Once we extract the rows or columns we need, we can then apply any of the functions we learned about on R Worksheet 2, like mean(), median(), var(), IQR(), cor(), min(), max() and so on.

So, for example, the mean February temperature is given by

mean(temperature$feb)
[1] 3.081618

the interquartile range of April temperatures in the first 100 rows is given by

IQR(temperature[1:100, "apr"])
[1] 1.625

the correlation between June and July temperatures is

cor(temperature$jun, temperature$jul)
[1] 0.2827105

and so on.
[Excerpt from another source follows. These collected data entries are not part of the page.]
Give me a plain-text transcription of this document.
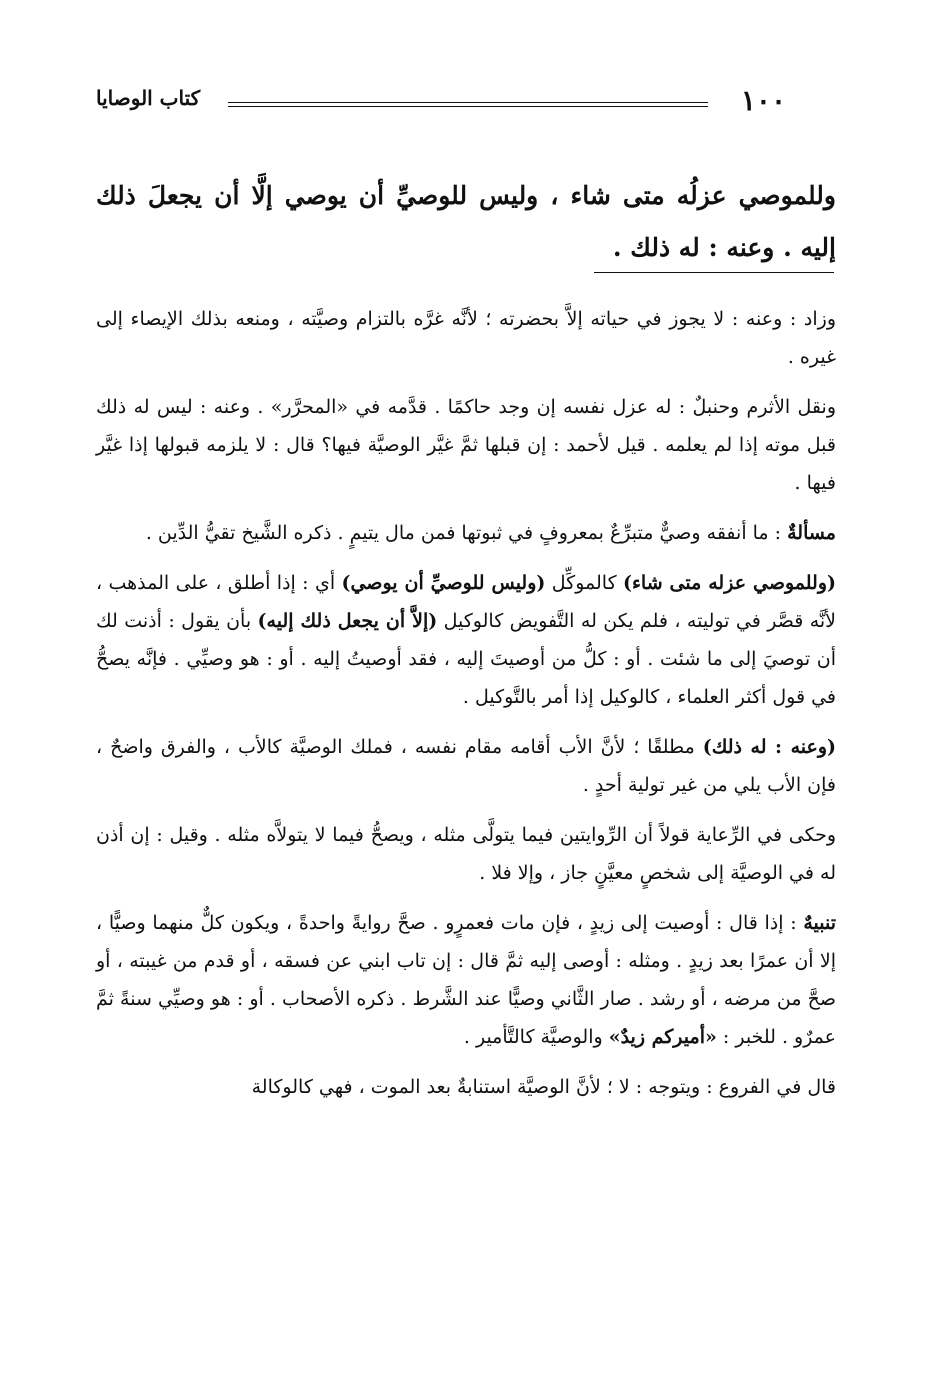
١٠٠
كتاب الوصايا
وللموصي عزلُه متى شاء ، وليس للوصيِّ أن يوصي إلَّا أن يجعلَ ذلك إليه . وعنه : له ذلك .

وزاد : وعنه : لا يجوز في حياته إلاَّ بحضرته ؛ لأنَّه غرَّه بالتزام وصيَّته ، ومنعه بذلك الإيصاء إلى غيره .

ونقل الأثرم وحنبلٌ : له عزل نفسه إن وجد حاكمًا . قدَّمه في «المحرَّر» . وعنه : ليس له ذلك قبل موته إذا لم يعلمه . قيل لأحمد : إن قبلها ثمَّ غيَّر الوصيَّة فيها؟ قال : لا يلزمه قبولها إذا غيَّر فيها .

مسألةٌ : ما أنفقه وصيٌّ متبرِّعٌ بمعروفٍ في ثبوتها فمن مال يتيمٍ . ذكره الشَّيخ تقيُّ الدِّين .

(وللموصي عزله متى شاء) كالموكِّل (وليس للوصيِّ أن يوصي) أي : إذا أطلق ، على المذهب ، لأنَّه قصَّر في توليته ، فلم يكن له التَّفويض كالوكيل (إلاَّ أن يجعل ذلك إليه) بأن يقول : أذنت لك أن توصيَ إلى ما شئت . أو : كلُّ من أوصيتَ إليه ، فقد أوصيتُ إليه . أو : هو وصيِّي . فإنَّه يصحُّ في قول أكثر العلماء ، كالوكيل إذا أمر بالتَّوكيل .

(وعنه : له ذلك) مطلقًا ؛ لأنَّ الأب أقامه مقام نفسه ، فملك الوصيَّة كالأب ، والفرق واضحٌ ، فإن الأب يلي من غير تولية أحدٍ .

وحكى في الرِّعاية قولاً أن الرِّوايتين فيما يتولَّى مثله ، ويصحُّ فيما لا يتولاَّه مثله . وقيل : إن أذن له في الوصيَّة إلى شخصٍ معيَّنٍ جاز ، وإلا فلا .

تنبيهٌ : إذا قال : أوصيت إلى زيدٍ ، فإن مات فعمرٍو . صحَّ روايةً واحدةً ، ويكون كلٌّ منهما وصيًّا ، إلا أن عمرًا بعد زيدٍ . ومثله : أوصى إليه ثمَّ قال : إن تاب ابني عن فسقه ، أو قدم من غيبته ، أو صحَّ من مرضه ، أو رشد . صار الثَّاني وصيًّا عند الشَّرط . ذكره الأصحاب . أو : هو وصيِّي سنةً ثمَّ عمرٌو . للخبر : «أميركم زيدٌ» والوصيَّة كالتَّأمير .

قال في الفروع : ويتوجه : لا ؛ لأنَّ الوصيَّة استنابةٌ بعد الموت ، فهي كالوكالة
Remember we can use round() and signif() with these to round the answers.

Exercise 3.3. We continue with the temperature data.
(a) What was the median temperature in September?
(b) What is the sample variance of the first fifty years of February data?
(c) What is the lowest December temperature?
(d) What is the correlation between October and November temperatures, restricted only to the first 100 years of data?